Mitsubishi Units Reach Deal With Rain Forest Group
Environmentalists are dropping a long-running U.S. boycott against Mitsubishi cars and electronics products after failing to pressure an affiliated Mitsubishi company in Japan to stop tree-cutting practices deemed harmful to rain forests.
Instead, the two U.S. Mitsubishi subsidiaries agreed to become more environmentally friendly by using wood and paper products produced under ecologically sound conditions.
The agreement, which was announced Wednesday, involves only Mitsubishi Motor Sales of America and Mitsubishi Electric America and not their Japanese parent company, Mitsubishi Corp. Nor does it involve the Japan-based Mitsubishi timber company whose tree-cutting practices triggered the original protests eight years ago.
The compromise reflects the difficulties U.S. protesters faced in confronting a Japanese family of far-flung companies that, though they share the same name, no longer operate as one unit.
The Rainforest Action Network, the San Francisco-based group that led the protest against Mitsubishi, organized picketing of car dealerships and other demonstrations for much of this decade in an effort to brand the Mitsubishi corporate family as a major destroyer of rain forests from Southeast Asia to Brazil.

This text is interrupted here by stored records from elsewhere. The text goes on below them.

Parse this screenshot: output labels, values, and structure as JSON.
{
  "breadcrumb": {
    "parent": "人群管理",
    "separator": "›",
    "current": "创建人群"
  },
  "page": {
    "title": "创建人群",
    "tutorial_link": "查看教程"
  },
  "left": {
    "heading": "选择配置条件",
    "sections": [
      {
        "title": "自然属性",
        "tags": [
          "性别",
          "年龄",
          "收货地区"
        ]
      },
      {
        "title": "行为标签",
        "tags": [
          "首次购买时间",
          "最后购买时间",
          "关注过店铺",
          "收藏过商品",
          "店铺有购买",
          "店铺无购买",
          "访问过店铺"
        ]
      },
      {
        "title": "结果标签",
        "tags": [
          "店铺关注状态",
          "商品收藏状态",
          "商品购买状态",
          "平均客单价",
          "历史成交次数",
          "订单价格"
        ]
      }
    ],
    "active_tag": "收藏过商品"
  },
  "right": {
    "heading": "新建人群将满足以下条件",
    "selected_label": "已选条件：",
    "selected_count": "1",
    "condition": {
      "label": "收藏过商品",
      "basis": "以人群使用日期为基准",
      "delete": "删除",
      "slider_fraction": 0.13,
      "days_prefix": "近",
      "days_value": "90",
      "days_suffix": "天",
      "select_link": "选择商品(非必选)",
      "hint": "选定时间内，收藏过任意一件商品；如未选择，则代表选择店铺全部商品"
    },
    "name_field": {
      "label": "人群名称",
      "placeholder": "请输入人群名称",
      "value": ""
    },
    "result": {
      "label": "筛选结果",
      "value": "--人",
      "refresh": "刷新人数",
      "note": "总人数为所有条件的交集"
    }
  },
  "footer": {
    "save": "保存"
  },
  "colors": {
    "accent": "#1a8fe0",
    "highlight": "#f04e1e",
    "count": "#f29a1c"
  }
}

Some observers worried that the positive publicity from Wednesday’s announcement could be exploited by other Mitsubishi companies, offering the timber operation a convenient way to further its criticized practices.
But several environmentalists praised Wednesday’s deal as a good compromise between business and a traditionally confrontational environmental group.
The two U.S. Mitsubishi companies agreed to find alternatives to wood grown in old-growth forests, which can be used in everything from car dealerships to cardboard boxes for TV sets sold in the U.S. They would phase out the use of tree-based paper and packaging products by 2002.
The companies didn’t say how much they would spend.